3 lbs red onions, sliced super thin
4 slices bacon, diced (small dice)
2 pieces bread, toasted and cut into 1/2 inch cubes
1 qt 1l beef stock (I use organic beef-FLAVORED stock)
2 cups water
2 tsp salt (or to taste)
freshly ground black pepper, to taste
2 tbsp fresh parsley, chopped (I use mine from my garden!)
10 oz grated Swiss cheese
6oz brie, cut into small pieces (you can leave thisyou, if you like, but it adds a creamy richness you would not BELIEVE!)
1 shot brandy (or two if you want one to drink!)
Set large heavy pot over medium-high heat. Render bacon, do not brown too much. Add butter. Melt. Add thinly sliced onions. Cook over medium heat until they release liquid, stirring frequently. Turn up the heat to high and cook until the liquid has almost evaporated, stirring from time to time.
Reduce heat and slowly caramelize the onions. Stir frequently and scrape the bottom of the pan with a wooden spoon to prevent scorching. When the onions are nicely browned and the bottom of the pan is covered with the caramelized juices, add 1 cup water in very small steps, keep cooking and stirring and wait until the water has evaporated before adding the next shot.
Add the remaining water and beef stock. Reduce heat and simmer for 10 minutes. Season with salt and pepper and add the chopped parsley. Stick in some bread cubes and pieces of brie. Top with grated swiss cheese. Pour brandy (optional) over the hot soup and cheese. (At this point for the purpose of German night, I added the soup crouton pearls (backersben) at the table, but this can be served without)
2 cups warm milk
2 tablespoons vegetable oil
4 tablespoons molasses
3 1/4 cups bread flour
1 1/3 cups rye flour
1/2 cup cornmeal
1 1/3 teaspoons salt
2 2/3 teaspoons active dry yeast
4 tablespoons unsweetened cocoa powder
2 2/3 tablespoons brown sugar
Mix well bread flour, rye flour, cornmeal, salt, yeast, cocoa, and brown sugar. Add milk, oil, and molasses. Mix thoroughly. When mixed well enough that the dough holds together, knead by hand 15-20 minutes.
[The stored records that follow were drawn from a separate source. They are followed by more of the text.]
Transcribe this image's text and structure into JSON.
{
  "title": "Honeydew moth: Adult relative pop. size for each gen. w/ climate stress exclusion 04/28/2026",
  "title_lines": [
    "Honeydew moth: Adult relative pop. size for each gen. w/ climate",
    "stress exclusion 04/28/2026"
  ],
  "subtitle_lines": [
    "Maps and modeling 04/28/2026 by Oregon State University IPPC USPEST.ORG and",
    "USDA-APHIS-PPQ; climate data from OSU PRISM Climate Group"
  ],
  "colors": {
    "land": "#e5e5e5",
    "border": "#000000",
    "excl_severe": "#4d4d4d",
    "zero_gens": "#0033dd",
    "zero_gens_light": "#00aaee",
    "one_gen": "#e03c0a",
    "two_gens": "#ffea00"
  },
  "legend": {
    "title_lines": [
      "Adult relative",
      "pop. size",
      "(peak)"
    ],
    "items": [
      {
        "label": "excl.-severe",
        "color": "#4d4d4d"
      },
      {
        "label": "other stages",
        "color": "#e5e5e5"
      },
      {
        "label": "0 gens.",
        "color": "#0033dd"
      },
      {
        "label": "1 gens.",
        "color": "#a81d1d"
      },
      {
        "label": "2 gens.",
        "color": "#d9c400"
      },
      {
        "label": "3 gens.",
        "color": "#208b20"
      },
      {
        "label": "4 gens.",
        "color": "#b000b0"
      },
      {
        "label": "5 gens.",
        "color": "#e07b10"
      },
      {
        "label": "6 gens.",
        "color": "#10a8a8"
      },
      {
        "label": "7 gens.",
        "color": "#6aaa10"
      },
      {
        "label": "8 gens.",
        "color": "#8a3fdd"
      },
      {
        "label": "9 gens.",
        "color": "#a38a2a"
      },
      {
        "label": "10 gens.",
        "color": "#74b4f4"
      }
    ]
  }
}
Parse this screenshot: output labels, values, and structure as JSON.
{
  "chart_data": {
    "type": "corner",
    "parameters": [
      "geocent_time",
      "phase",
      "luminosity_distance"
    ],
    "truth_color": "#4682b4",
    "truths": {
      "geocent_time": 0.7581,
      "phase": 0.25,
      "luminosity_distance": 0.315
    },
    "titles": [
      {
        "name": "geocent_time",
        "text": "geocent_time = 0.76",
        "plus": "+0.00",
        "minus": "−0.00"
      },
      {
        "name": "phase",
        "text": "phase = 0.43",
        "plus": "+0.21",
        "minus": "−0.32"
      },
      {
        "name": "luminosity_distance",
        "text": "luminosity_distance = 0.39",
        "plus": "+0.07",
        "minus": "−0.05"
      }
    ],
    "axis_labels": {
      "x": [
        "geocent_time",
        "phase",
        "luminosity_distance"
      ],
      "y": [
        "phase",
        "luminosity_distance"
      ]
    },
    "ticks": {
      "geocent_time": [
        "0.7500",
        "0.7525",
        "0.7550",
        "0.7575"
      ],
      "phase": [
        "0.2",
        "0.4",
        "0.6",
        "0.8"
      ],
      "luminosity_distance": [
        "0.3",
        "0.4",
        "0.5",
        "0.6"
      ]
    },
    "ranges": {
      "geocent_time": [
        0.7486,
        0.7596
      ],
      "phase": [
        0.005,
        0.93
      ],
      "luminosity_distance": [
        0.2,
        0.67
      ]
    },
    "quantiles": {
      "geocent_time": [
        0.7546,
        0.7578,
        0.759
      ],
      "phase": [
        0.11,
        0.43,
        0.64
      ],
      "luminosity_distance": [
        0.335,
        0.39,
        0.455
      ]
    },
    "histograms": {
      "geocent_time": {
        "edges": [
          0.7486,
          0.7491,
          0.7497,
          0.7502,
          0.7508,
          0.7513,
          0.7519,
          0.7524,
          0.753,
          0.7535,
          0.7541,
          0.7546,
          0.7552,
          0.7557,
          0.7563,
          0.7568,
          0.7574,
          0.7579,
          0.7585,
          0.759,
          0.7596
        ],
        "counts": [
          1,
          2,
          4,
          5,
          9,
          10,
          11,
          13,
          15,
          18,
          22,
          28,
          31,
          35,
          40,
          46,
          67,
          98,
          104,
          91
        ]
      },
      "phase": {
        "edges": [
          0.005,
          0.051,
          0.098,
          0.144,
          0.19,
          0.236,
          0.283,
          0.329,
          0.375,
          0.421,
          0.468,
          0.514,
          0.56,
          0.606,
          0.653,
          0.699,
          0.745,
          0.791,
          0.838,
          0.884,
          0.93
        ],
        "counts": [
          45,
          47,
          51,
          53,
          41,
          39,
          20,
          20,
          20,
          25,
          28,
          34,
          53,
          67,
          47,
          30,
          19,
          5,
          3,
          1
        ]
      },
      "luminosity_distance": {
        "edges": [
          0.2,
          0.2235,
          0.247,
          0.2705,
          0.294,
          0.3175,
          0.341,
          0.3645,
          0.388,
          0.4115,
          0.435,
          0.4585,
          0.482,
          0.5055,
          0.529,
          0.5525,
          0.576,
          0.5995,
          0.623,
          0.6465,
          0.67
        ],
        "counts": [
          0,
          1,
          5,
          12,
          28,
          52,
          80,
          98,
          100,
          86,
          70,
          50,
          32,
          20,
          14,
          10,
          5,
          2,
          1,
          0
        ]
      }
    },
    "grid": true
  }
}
Cover, let rise in bowl 30 minutes. Punch down, form, and place into 9 1/2x5 inch pan. Cover with damp cloth and let rise about 1 hour.
Bake in preheated 375 degree oven 25 to 30 minutes, covering top with aluminum foil last 10 minutes. (For German Night, I spread homemade herbed butter over each slice and topped with green onions. WOO!)
2 cups all-purpose flour (I use unbleached organic)
7 large eggs
1/4 cup milk
Combine the flour, eggs and milk in a large bowl. Cover with plastic wrap and refrigerate for 1 hour. Prepare an ice bath bowl. Bring a large pot of well-salted water to boil. Set a large colander with holes anywhere from 1/4 to 1/2-inch wide over the pot. Steam is hot and steam burns are the worst, so BE CAREFUL!! Use potholders! Pour 1/4 of the batter into the colander and press it through the holes with the back of a large cooking spoon or spoonula. Boil for 2 to 3 minutes then use a slotted spoon to fish spaetzle out and drop it in the ice bath. Continue with remaining batter in batches. Use only a little batter at a time so that lots of tiny, twisty spaetzle come out as opposed to large gummy ones.
Drain the spaetzle well and toss it with a small amount of extra virgin olive oil to keep it from sticking. (For German Night, I put them immediately into a hot pan with a tablespoon of butter for a good sear, then tossed with brown gravy and herbs and topped with fresh parsley. I could eat this three times a day every day it was so good!)